In OpenGL for instance, backfacing triangles are all culled by default,
and if you made a backfacing triangle and render it, it
will not be rendered at all. My recommendation is to temporarily disable
backface culling when you are trying to render your first triangle.
Check all error codes returned by the functions of the graphics API,
because they might contain useful information. If your API has access
to some kind of debugging layer, like Vulkan, you should enable it.
For doing any kind of graphics debugging, I strongly recommend learning
some kind of GPU debugging tool, like RenderDoc
These tools provide you with an overview of the current state of the GPU for
every step of your graphics application. They allow you to easily see
whether you have correctly uploaded your matrices, inspect your depth buffer and
depth comparison settings, backface culling settings, and so on. All state that you
can set in the graphics API, can easily be inspected in such programs.

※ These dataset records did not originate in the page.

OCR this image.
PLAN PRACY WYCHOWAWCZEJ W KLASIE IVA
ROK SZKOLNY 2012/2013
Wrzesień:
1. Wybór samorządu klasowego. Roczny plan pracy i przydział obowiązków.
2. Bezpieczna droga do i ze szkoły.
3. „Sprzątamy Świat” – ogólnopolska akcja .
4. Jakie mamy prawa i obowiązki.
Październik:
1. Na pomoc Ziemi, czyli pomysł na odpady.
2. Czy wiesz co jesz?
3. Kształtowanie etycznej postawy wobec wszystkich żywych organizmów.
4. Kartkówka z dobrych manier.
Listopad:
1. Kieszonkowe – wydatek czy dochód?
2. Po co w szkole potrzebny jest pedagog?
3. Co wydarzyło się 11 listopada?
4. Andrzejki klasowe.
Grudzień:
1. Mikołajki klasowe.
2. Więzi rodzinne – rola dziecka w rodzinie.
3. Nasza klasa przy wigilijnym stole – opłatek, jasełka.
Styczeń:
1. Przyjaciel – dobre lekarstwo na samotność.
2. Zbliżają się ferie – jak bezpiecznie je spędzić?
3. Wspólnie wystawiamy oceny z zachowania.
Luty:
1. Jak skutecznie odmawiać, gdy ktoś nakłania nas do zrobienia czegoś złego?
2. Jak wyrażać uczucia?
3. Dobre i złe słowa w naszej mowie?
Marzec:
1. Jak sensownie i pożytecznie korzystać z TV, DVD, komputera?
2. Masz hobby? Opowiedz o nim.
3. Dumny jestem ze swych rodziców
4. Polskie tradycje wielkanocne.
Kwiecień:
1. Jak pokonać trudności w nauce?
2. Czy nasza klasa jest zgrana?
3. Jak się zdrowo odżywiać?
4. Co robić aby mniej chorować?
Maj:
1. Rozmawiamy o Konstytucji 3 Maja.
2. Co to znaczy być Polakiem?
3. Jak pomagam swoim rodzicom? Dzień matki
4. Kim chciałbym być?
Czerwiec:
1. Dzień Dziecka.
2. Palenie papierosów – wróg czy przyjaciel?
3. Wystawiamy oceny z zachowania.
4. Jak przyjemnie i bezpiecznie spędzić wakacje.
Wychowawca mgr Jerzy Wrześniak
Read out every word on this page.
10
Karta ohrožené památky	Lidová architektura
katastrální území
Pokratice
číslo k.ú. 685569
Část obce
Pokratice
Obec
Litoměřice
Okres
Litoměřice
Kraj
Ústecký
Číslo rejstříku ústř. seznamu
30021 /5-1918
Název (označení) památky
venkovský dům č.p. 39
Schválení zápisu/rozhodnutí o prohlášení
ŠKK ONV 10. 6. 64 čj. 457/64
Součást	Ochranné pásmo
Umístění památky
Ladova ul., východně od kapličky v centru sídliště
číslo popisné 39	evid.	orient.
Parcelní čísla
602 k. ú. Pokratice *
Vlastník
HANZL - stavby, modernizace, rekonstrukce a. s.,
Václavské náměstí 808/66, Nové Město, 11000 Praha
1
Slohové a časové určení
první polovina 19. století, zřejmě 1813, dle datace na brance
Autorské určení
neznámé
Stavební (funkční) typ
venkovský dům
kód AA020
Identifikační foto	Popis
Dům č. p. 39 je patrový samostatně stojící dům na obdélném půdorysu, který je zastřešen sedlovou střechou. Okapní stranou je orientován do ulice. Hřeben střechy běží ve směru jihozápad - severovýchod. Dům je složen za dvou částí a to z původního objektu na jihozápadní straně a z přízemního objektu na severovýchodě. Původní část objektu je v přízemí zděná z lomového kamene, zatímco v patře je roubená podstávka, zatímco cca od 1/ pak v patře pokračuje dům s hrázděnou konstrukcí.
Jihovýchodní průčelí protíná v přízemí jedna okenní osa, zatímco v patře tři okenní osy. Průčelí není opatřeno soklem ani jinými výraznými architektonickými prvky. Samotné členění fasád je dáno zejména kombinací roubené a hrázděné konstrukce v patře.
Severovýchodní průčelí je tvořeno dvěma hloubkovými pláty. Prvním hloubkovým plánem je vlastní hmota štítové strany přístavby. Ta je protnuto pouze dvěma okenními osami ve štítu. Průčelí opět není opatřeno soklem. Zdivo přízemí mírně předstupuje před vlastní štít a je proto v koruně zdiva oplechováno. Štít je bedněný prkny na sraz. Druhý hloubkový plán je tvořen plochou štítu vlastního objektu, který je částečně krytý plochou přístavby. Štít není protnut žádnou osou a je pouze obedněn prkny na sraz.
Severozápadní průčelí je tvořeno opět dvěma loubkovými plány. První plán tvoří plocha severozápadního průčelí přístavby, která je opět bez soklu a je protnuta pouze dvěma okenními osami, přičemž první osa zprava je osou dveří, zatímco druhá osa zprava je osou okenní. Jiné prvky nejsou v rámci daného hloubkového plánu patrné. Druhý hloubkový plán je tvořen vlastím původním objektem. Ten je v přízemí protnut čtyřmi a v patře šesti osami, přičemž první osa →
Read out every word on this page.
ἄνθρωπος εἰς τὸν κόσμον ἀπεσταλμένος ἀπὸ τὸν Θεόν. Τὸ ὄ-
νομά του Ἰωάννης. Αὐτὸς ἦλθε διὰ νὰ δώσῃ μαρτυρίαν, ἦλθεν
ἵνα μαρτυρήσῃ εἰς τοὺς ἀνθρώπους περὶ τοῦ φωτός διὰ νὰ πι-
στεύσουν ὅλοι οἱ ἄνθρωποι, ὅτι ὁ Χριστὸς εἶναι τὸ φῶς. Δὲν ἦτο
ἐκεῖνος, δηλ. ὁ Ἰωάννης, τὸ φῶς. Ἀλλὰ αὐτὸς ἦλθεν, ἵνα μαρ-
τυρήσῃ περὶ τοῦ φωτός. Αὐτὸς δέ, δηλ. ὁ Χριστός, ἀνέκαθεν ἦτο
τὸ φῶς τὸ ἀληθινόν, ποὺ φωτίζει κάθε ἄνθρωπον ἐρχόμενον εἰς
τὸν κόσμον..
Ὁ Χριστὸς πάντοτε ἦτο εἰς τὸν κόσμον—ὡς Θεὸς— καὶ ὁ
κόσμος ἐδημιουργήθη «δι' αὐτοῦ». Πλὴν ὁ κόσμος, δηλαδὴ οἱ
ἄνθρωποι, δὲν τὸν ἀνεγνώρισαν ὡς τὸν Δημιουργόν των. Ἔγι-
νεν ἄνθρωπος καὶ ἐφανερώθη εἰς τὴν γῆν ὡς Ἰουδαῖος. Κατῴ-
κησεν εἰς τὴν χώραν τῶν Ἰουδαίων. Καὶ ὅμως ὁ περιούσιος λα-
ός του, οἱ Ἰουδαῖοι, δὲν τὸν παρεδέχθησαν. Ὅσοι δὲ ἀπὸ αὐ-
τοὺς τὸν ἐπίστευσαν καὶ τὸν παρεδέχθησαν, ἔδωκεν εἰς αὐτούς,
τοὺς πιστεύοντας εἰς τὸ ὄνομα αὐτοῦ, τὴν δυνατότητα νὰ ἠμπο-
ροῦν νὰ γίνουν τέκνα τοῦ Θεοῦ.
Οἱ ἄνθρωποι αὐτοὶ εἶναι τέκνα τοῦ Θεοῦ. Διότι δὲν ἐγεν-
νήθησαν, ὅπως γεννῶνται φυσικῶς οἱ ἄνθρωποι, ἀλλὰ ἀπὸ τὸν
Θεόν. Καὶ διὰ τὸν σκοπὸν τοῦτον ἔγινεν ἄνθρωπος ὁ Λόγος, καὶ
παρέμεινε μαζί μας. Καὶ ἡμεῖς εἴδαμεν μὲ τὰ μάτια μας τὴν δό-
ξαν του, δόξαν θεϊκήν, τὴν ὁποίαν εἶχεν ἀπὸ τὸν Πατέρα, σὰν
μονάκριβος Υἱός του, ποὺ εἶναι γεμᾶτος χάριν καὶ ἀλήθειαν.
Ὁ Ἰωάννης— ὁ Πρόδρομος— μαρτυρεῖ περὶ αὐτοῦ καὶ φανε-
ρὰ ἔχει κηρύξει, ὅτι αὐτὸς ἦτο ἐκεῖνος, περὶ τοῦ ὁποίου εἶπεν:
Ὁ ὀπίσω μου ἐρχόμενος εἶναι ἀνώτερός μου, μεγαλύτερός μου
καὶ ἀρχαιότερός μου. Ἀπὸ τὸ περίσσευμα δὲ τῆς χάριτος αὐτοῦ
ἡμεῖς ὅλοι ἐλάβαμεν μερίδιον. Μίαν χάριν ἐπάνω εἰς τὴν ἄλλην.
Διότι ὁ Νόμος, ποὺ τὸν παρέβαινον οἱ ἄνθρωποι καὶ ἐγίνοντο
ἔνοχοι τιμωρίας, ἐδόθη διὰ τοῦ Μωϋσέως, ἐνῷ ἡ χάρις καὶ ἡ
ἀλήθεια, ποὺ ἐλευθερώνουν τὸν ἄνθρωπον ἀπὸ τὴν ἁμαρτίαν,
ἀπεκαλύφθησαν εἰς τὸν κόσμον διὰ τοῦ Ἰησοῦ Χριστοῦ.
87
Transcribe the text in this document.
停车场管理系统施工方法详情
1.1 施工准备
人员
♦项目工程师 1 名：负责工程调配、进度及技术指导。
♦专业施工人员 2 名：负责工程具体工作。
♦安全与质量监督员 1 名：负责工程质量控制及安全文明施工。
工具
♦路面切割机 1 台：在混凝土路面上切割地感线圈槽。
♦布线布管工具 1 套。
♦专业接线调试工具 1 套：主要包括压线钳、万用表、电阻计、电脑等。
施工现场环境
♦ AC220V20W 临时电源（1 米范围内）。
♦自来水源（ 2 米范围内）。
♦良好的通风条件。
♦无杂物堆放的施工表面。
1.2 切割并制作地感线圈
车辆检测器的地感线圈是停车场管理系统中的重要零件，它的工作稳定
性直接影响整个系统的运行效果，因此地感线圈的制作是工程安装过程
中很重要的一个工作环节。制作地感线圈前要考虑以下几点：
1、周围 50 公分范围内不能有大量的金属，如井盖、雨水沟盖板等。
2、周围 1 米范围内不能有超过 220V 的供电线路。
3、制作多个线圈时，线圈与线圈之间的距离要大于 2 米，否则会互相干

Another feature of RenderDoc that I really like and use a lot, is that it allows you to
step through the fragment shader of a pixel(This feature appears to be
exclusive to Direct3D at the time of writing though). You simply click on a pixel,
and RenderDoc allows you to step through the fragment shader that was
evaluated and gave the pixel its current color value. This feature is shown in the
gif below. I click on an orange pixel, and then step through the fragment shader
calculations that caused the pixel to be assigned this color.
Check out Baldur Karlsson's youtube channel, if you want to see
more RenderDoc features.
Advice 4: Good Projects for Beginners
In my view, the best way to become good at graphics, is to work on implementing
various rendering techniques by yourself. I will below give a list of suggestions of
projects that a beginner can implement and learn from.
- Make a sphere mesh using spherical coordinates, and render it.
- Implement shader for simple diffuse and specular shading.
- Directional Lights, point lights, and spot lights
- Heightmap Rendering
- Write a simple parser for a simple mesh format such as Wavefront .obj,
import it into your program and render it. In particular, try and import and render meshes with textures.
- Implement a simple minecraft renderer. It is surprisingly simple
to render minecraft-like worlds, and it is also very learningful.
- Render reflections using cubemaps
- Shadow rendering using shadow maps.
- Implement view frustum culling. This is a simple, yet very practical
- Implement rendering of particle systems
- Learn how to implement Gamma Correction.
- Implement normal mapping
- Learn how to render lots of meshes efficiently with instanced rendering
- Animate meshes with mesh skinning.
And here are also some more advanced techniques:
- Various post-processing effects. Like Bloom(using Gaussian blur),
ambient occlusion with SSAO, anti-aliasing with FXAA.
- Implement deferred shading, a technique useful for rendering many light sources.
And this concludes the article. So that was all the advice I had offer on this topic.